La tradition féminine du dieu de la montagne à Jeju est considérée en sciences des religions comparées comme un témoignage important de la thèse d’une strate matriarcale dans la religiosité coréenne ancienne, sans que cette thèse puisse être étayée de façon univoque par l’archéologie.

Le culte officiel des montagnes à l'époque Joseon

La dynastie Joseon (1392 à 1910) institutionnalisa le culte des montagnes comme partie du culte officiel d’État. Quatre «grandes montagnes» («sa-ak») constituaient le cadre géomantique et rituel du royaume : le Baekdusan au nord, le Jirisan au sud, le Geumgangsan à l’est et le Myohyangsan à l’ouest.

À cela s’ajoutaient les «cinq montagnes de garde» («o-jin») et les «quatre montagnes insulaires». Ce système montagnard est décrit en détail dans les «Joseon Wangjo Sillok» («Annales de la dynastie Joseon») et dans le «Kukcho oryeui» («Cinq rites de l’État», 1474).

Les rites royaux montagnards se distinguaient de la pratique religieuse populaire par leur ritualisation confucéenne : à la place de l’effigie picturale de Sansin se trouvaient des tablettes commémoratives portant une inscription confucéenne, les rites suivaient le schéma du «jerye», et ils étaient accomplis par des fonctionnaires de haut rang ou par le roi lui-même.

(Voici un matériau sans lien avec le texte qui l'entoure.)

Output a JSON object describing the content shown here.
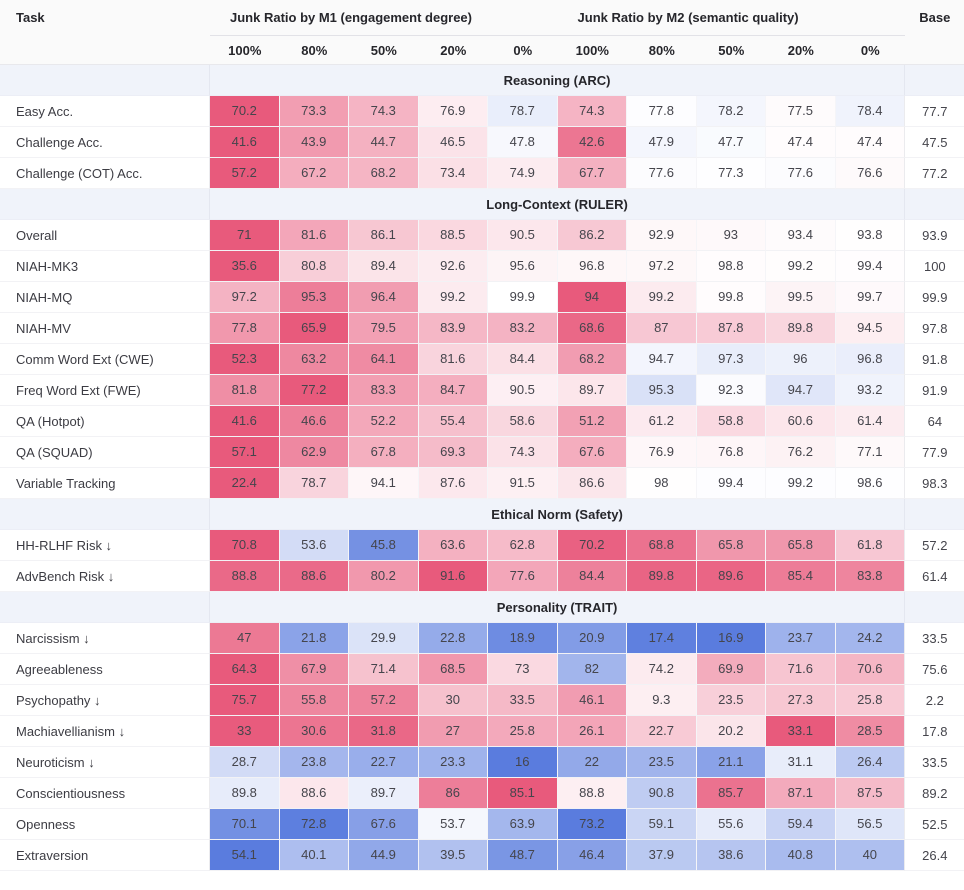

Néanmoins, même les élites confucéennes reconnaissaient l’existence de divinités montagnardes locales, ce qui témoigne de la tolérance religieuse de l’administration Joseon malgré son orientation confucéenne officielle. Boudewijn Walraven a montré dans «Songs of the Shaman» (1994) et dans plusieurs articles comment cette double structure, faite de confucianisation officielle et de maintien effectif de la vénération des montagnes, a marqué la pratique religieuse de l’époque Joseon.

Sources et bibliographie

Sources primaires : Iryeon, «Samguk Yusa» (1281) ; «Samguk Sagi» (1145) ; «Dongguk Yeoji Seungnam» (1481) ; «Joseon Wangjo Sillok» (Annales de la dynastie Joseon) ; «Kukcho oryeui» (1474). Textes chamaniques de Jeju : «Cheonjiwang-bonpuri» et «Seolmundae-bonpuri» dans le recueil de Hyun Yong-jun «Jeju-do musok charyo sajeon» (Séoul 1980).

Bibliographie secondaire :

  • David A. Mason, «Spirit of the Mountains: Korea’s San-shin and Traditions of Mountain-Worship» (Séoul 1999).
  • James H. Grayson, «Korea: A Religious History» (Oxford 1989, 2002) et «Myths and Legends from Korea» (Richmond 2001).
  • Don Baker, «Korean Spirituality» (Honolulu 2008).
  • Hong-Key Yoon, «The Culture of Fengshui in Korea» (Lanham 2006).
  • Laurel Kendall, «Shamans, Housewives, and Other Restless Spirits» (Honolulu 1985) et «Shamans, Nostalgias and the IMF» (Honolulu 2009).
  • Boudewijn Walraven, «Songs of the Shaman» (Londres 1994).
  • Antonetta Bruno, «The Gate of Words» (Leiden 2002).
  • Hyun-key Kim Hogarth, «Korean Shamanism and Cultural Nationalism» (Séoul 1999).
  • Daniel Kister, «Korean Shamanist Ritual: Symbols and Dramas of Transformation» (Budapest 1997).